I have argued from multiple perspectives — social, economic, psychological,
historical, and technological — that the most promising role of technology in
education is to support the integrated, communal construction of knowledge
rather than merely the episodic, competitive transmission of information. Only
in this way can the several severe bottlenecks inherent in the educational
process be effectively transcended.
112. In parallel, we nust transform education to reconcile theory with practice if we are indeed committed to an enterprise of ‘imparting or acquiring general knowledge and of developing the powers of reason or judgement’ (§ 17). Education urgently needs to be recentred around discourse as an interactive process of knowledge construction, including explicit strategies for extracting knowledge from information, such as the ‘critical rewriting’ of discourses of information (§ 43, 60, 63). The ‘educated person’ is one who is skilled in this process, not one who has a large store of information withheld from the others. Such a person might achieve Gramsci’s (1991 [1930]: 9) vision of a ‘new stratum of intellectuals’ through ‘a critical elaboration of the intellectual activity that exists in everyone at a certain degree of development’:
each man […] is a ‘philosopher’, an artist, a man of taste, he participates in particular conception of the world, has a sustained line of moral conduct, and therefore contributes to sustain a conception of the world or to modify it, that is, to bring into being new modes of thought.

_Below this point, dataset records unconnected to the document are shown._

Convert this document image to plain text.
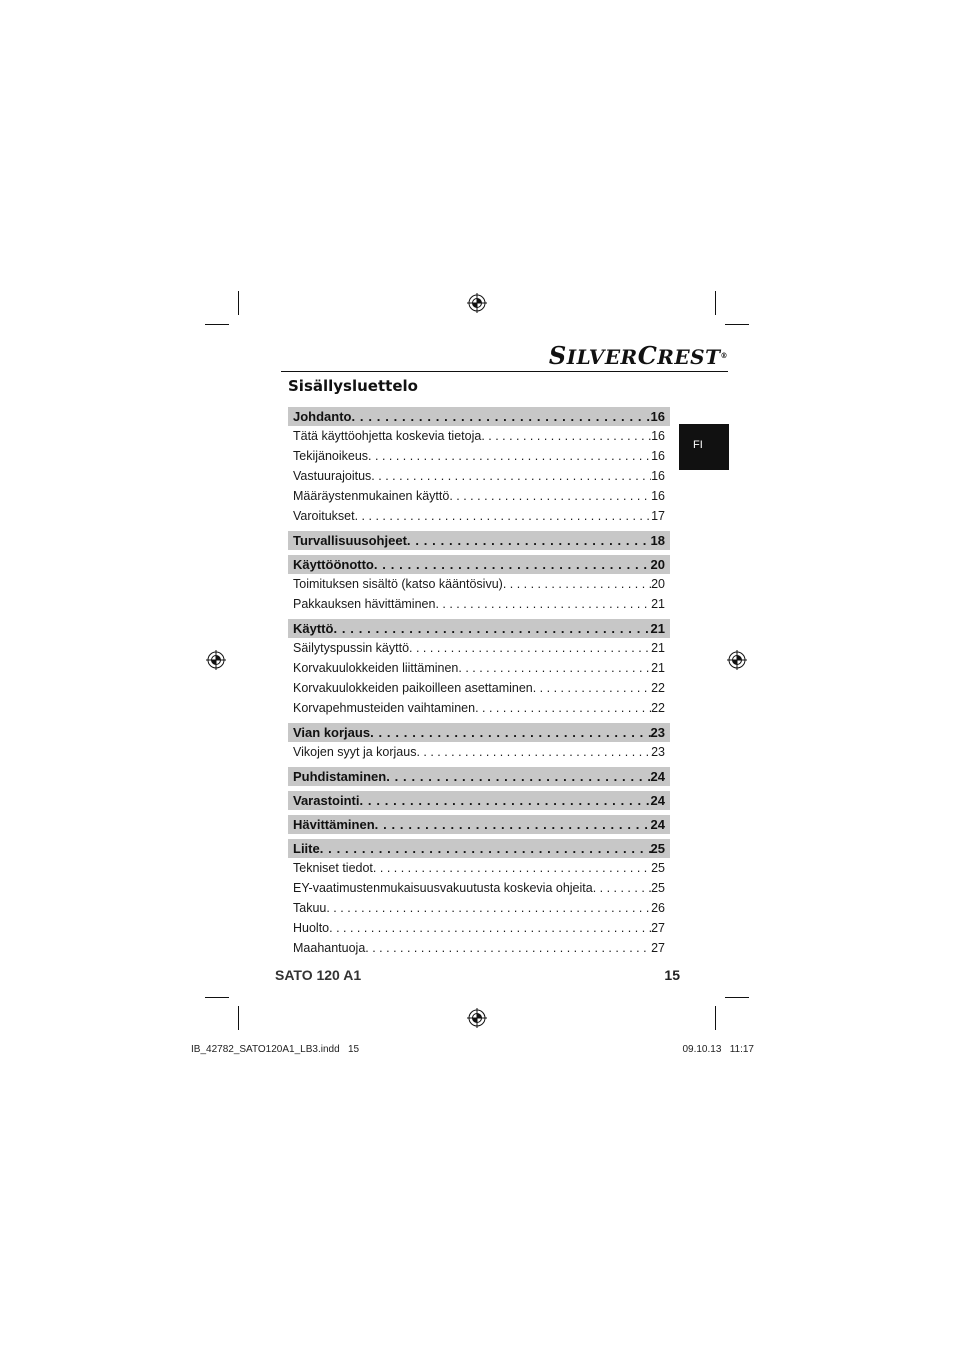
SILVERCREST®
Sisällysluettelo
FI
Johdanto . . .	16
Tätä käyttöohjetta koskevia tietoja . . .	16
Tekijänoikeus . . .	16
Vastuurajoitus . . .	16
Määräystenmukainen käyttö . . .	16
Varoitukset . . .	17
Turvallisuusohjeet . . .	18
Käyttöönotto . . .	20
Toimituksen sisältö (katso kääntösivu) . . .	20
Pakkauksen hävittäminen . . .	21
Käyttö . . .	21
Säilytyspussin käyttö . . .	21
Korvakuulokkeiden liittäminen . . .	21
Korvakuulokkeiden paikoilleen asettaminen . . .	22
Korvapehmusteiden vaihtaminen . . .	22
Vian korjaus . . .	23
Vikojen syyt ja korjaus . . .	23
Puhdistaminen . . .	24
Varastointi . . .	24
Hävittäminen . . .	24
Liite . . .	25
Tekniset tiedot . . .	25
EY-vaatimustenmukaisuusvakuutusta koskevia ohjeita . . .	25
Takuu . . .	26
Huolto . . .	27
Maahantuoja . . .	27
SATO 120 A1	15
IB_42782_SATO120A1_LB3.indd   15	09.10.13   11:17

* Robert de Beaugrande was at the time Visiting Professor at the Universidade Federal de Minas Gerais, in Belo Horizonte, Brazil; and was supported there by grant # SHA-00034/01 from the Fundação de Amparo à Pesquisa do Estado de Minas Gerais
1 `Searching ‘hypertechnology’ with AltaVista on the Internet in January 2000, I found just 54 websites, nearly all of them for businesses or games. By contrast, ‘hypertext’ returned 466,500 websites, and ‘hypermedia’ 97,920. These differences in frequency reflect the respective life spans of the terms in common usage.